Had a similar experience, but with the much more tame marijuana. It was a 6-hour long panic attack for me. Similar to the author of this, I read for years of how "the only way it could ever harm you is if you were crushed by 100 lbs of it" on sites like Reddit. It wasn't until after getting high that I heard about marijuana amplifying stress tendencies in a minority of people. I've always been high strung, and maybe my experience reveals something that needs fixing inside of me, but given how marijuana turned my anxiety up to a measure that has only ever been matched by an actual panic attack, I'll avoid LSD (and anything similar like shrooms) like it's a loaded gun pointed right at me.
As someone who has been consuming lots of marijuana in the past 25 years, my recommendation is to not consume marijuana when in a bad mood or in stressful situations. I see drugs (including alcohol) as mood amplifiers.
> Similar to the author of this, I read for years of how "the only way it could ever harm you is if you were crushed by 100 lbs of it" on sites like Reddit
I think this is the direct result of just nonsensical criminalization that equated cannabis with drugs like heroin, while the toxicity of cannabis is much lower than alcohol, for example.
Legalization leads to better education, which typically provides both sides of the argument, so that a potential user can make educated decisions as to whether to try the drug or not. I have seen debates on "when not to use cannabis" on some canna podcasts (like Leafly, though I don't remember the episode).
I think that avoiding LSD for people prone to panic attacks is a pretty sound decision.
Pointers From Portugal on Addiction and the Drug War[1]: "Opioid overdose deaths fell after Portugal’s policy change. So did new cases of diseases associated with injection drug use, such as hepatitis C and H.I.V."
Portugal’s radical drugs policy is working. Why hasn’t the world copied it?[2]: "Since it decriminalised all drugs in 2001, Portugal has seen dramatic drops in overdoses, HIV infection and drug-related crime"
How Europe’s heroin capital solved its overdose crisis[3]: "[T]he number of addicts was halved and overdose deaths had dropped to just 30 a year for the entire country. The number has remained steady ever since."

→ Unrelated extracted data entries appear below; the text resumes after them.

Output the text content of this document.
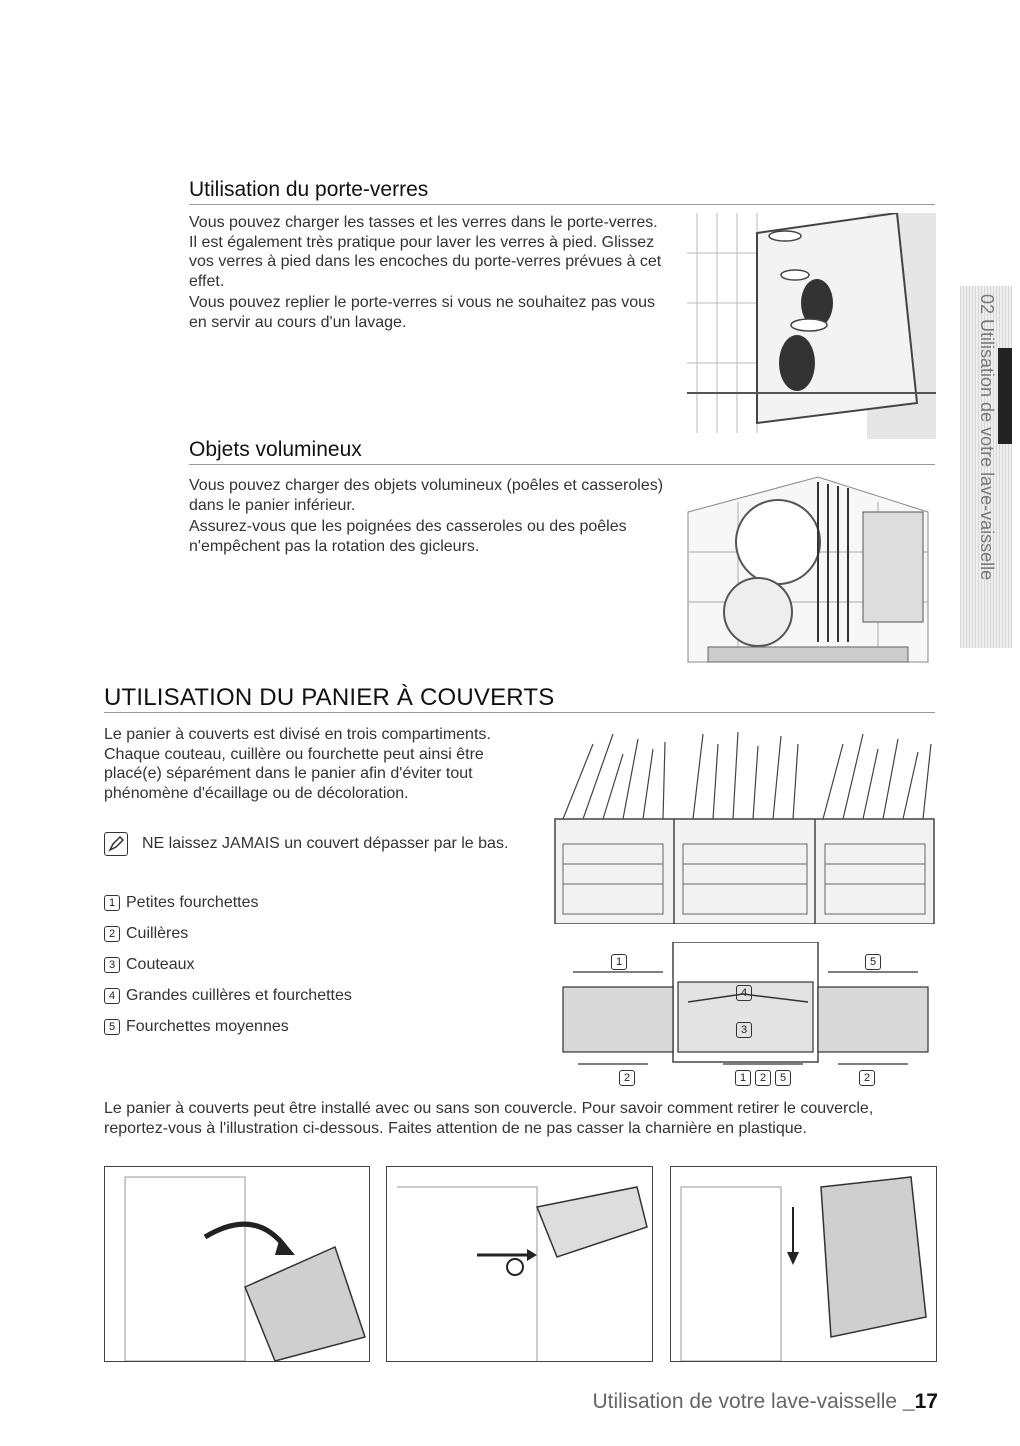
Utilisation du porte-verres

Vous pouvez charger les tasses et les verres dans le porte-verres. Il est également très pratique pour laver les verres à pied. Glissez vos verres à pied dans les encoches du porte-verres prévues à cet effet.

Vous pouvez replier le porte-verres si vous ne souhaitez pas vous en servir au cours d'un lavage.

Objets volumineux

Vous pouvez charger des objets volumineux (poêles et casseroles) dans le panier inférieur.

Assurez-vous que les poignées des casseroles ou des poêles n'empêchent pas la rotation des gicleurs.	02 Utilisation de votre lave-vaisselle
UTILISATION DU PANIER À COUVERTS
Le panier à couverts est divisé en trois compartiments. Chaque couteau, cuillère ou fourchette peut ainsi être placé(e) séparément dans le panier afin d'éviter tout phénomène d'écaillage ou de décoloration.
NE laissez JAMAIS un couvert dépasser par le bas.
1 Petites fourchettes
2 Cuillères
3 Couteaux
4 Grandes cuillères et fourchettes
5 Fourchettes moyennes
1	5
4
3
2	1	2	5	2
Le panier à couverts peut être installé avec ou sans son couvercle. Pour savoir comment retirer le couvercle, reportez-vous à l'illustration ci-dessous. Faites attention de ne pas casser la charnière en plastique.
Utilisation de votre lave-vaisselle _17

“As Magdalena Cerdá, the study’s lead author, and her coauthors wrote in JAMA Psychiatry, “Although occasional marijuana use is not associated with substantial problems, long-term, heavy use is linked to psychological and physical health concerns, lower educational attainment, decline in social class, unemployment, and motor vehicle crashes.”

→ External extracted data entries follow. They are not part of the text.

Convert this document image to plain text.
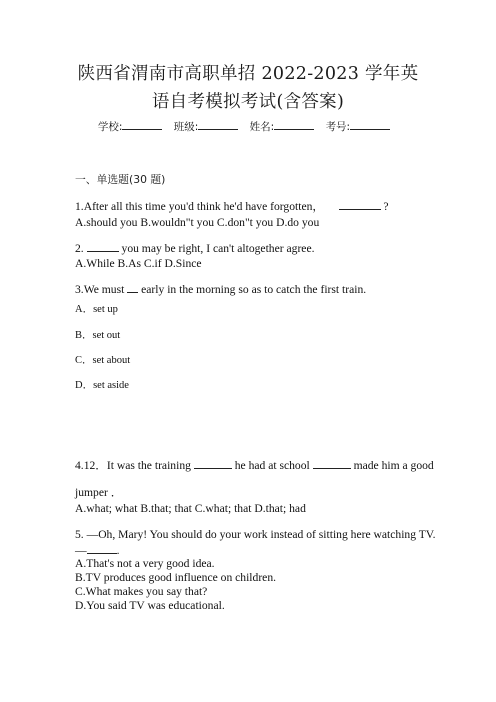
陕西省渭南市高职单招 2022-2023 学年英
语自考模拟考试(含答案)
学校:	班级:	姓名:	考号:
一、单选题(30 题)
1.After all this time you'd think he'd have forgotten，	?
A.should you B.wouldn"t you C.don"t you D.do you
2.	you may be right, I can't altogether agree.
A.While B.As C.if D.Since
3.We must early in the morning so as to catch the first train.
A．set up
B．set out
C．set about
D．set aside
4.12．It was the training	he had at school	made him a good
jumper ．
A.what; what B.that; that C.what; that D.that; had
5. —Oh, Mary! You should do your work instead of sitting here watching TV.
—	.
A.That's not a very good idea.
B.TV produces good influence on children.
C.What makes you say that?
D.You said TV was educational.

If you dont like that study, there are plenty of others. I’m not here to LMGTFY.
First time I tried it, I didn't know what I was doing, and smoked half a joint. I figured it was like cigarettes - you're supposed to smoke the whole thing, but I had some presence of mind to just try half.
That night I was basically paralyzed. It wasn't a bad experience, but I was not ready for it to be that powerful.
Since then I've just being using gummies. You can dose 5mg or 10mg which is plenty for me to just have a good feeling and still fully function. I've also noticed that different strands affect me way different. I may become sleepy, or really happy and giddy, or totally calm and cool, or motivated, or just a nice elated feeling, or combinations of those and more.
There's the whole sativa/indica thing, but I feel like the market just guesses what their strand is because 1) The feelings are still super random within the same type and 2) There are way too many types of "feelings" to just binary classify with.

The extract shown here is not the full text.